Bank lobby rejects reopening deal on Greek debt
Associated Press
WASHINGTON
The international-bank lobbying group that has been leading negotiations on giving debt-ridden Greece easier terms for its bonds on Sunday rejected calls to impose larger losses on private investors.
Forcing private creditors to write down their Greek- bond holdings by more than the 21 percent tentatively agreed to in a July deal would quickly cause a “domino effect” that would see the crisis spread to other parts of Europe, warned Josef Ackermann, the outgoing chairman of the Institute of International Finance.
Such a move ultimately would cost taxpayers much more than just bailing out Greece and erode confidence in the euro, said Ackermann, who also is the CEO of Germany’s Deutsche Bank, a major lender to Greece.

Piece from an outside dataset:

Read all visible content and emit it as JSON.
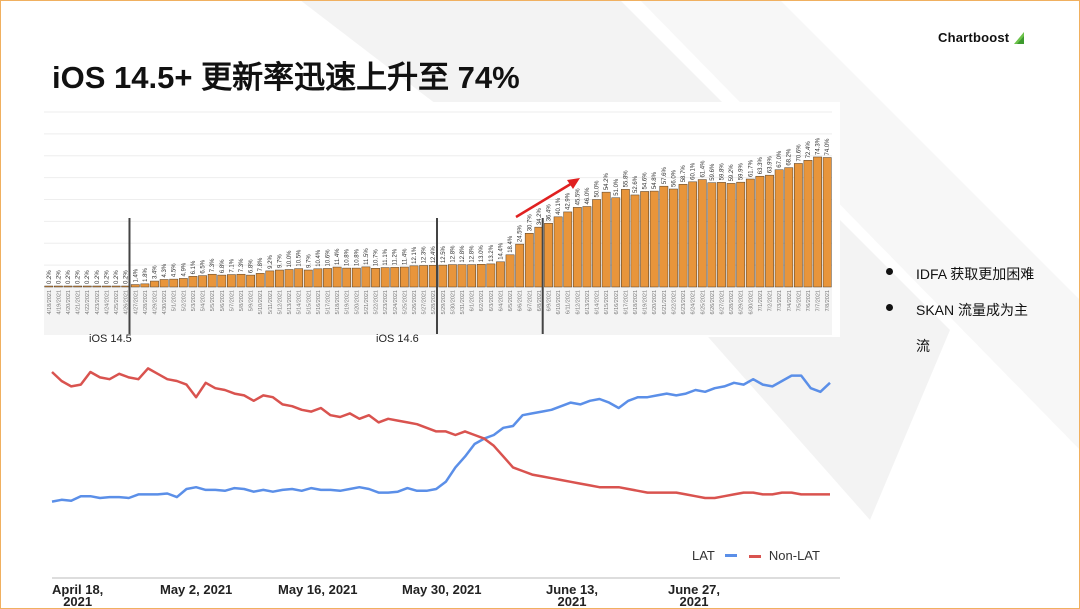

Germany and other rich eurozone nations have been pushing for a re-negotiation of the July deal, arguing that the economic situation in Greece has deteriorated significantly since then and may require a steeper cut in the country’s debt load.
However, Ackermann quickly rejected that push, saying that the agreement was fair and already placed a heavy burden on banks at a time of major market turmoil.
“If we now start reopening this Pandora’s box, we will lose a lot of time, and I’m not sure people would be willing to participate,” Ackermann told a news conference on the sidelines of the annual meeting of the International Monetary Fund.